It has been written that
“music soothes the savage breast.” In the days immediately
following September 11, 2001, Mary learned with the people of New York
that music can soothe the saddened and shocked heart as well.
A week after the attacks, she made her role debut as Giulietta
in Bellini’s I Capuleti e I Montecchi at New York City Opera.
The impact was something she’ll never forget. “I felt such
a connection to the audience,” says Mary. “We refused to
be scared away – you knew that we all were determined to be there.
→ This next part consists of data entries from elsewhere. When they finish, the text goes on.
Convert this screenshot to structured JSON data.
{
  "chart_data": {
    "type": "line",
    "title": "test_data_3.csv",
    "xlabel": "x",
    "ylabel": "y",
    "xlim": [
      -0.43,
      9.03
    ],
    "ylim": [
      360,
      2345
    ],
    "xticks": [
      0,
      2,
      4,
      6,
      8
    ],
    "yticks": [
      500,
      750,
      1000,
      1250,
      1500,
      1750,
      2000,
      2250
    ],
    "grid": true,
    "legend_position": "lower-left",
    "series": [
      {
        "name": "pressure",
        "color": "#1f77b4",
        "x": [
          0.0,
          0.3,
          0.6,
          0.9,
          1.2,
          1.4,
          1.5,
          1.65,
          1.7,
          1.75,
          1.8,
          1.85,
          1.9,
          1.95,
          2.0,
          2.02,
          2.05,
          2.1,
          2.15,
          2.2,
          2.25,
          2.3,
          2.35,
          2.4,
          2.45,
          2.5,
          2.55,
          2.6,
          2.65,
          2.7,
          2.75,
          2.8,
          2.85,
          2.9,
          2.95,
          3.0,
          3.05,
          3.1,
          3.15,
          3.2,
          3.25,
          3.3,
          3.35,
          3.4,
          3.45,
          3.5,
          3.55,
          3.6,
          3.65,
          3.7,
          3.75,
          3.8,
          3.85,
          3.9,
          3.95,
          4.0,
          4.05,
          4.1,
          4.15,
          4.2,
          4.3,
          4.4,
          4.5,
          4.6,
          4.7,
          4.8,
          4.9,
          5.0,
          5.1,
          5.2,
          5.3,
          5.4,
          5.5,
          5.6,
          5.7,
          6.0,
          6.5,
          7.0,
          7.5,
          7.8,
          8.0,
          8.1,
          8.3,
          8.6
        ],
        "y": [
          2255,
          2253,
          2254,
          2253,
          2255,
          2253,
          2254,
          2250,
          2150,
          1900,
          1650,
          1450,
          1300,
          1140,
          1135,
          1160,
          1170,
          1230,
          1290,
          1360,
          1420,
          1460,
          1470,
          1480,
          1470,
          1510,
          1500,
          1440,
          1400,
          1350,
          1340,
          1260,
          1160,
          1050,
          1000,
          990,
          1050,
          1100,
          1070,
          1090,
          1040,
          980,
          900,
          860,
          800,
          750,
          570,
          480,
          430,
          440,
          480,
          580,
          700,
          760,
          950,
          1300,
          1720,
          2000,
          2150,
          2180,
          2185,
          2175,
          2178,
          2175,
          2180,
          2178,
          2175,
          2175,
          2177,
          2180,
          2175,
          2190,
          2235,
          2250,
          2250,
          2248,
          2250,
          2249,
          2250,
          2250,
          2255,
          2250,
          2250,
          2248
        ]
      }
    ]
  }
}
We wanted to escape, to hear beautiful music and be transported to a
different time, a different world. And yet the sadness and suffering
in the story itself had so much in common with what was going on that
you couldn’t help but be truly moved each night, in a way that
was unique for that terrible time.”
The emotion that’s so well captured in the writing of Bellini
– emotions shared by so many during those evenings – is
what draws Mary to bel canto in general. “There are so many feelings
that the style conveys, and they’re all so clearly articulated
in the precision of the musical writing. There is absolutely no room
for anything other than pure, unadulterated sound, continuously flowing
out of you. You shape, caress and stretch, crescendo and then pull that
sound back to almost nothing at all, floating on this very transparent
orchestration underneath you. It’s the closest thing you can come
to singing naked, both technically and emotionally.”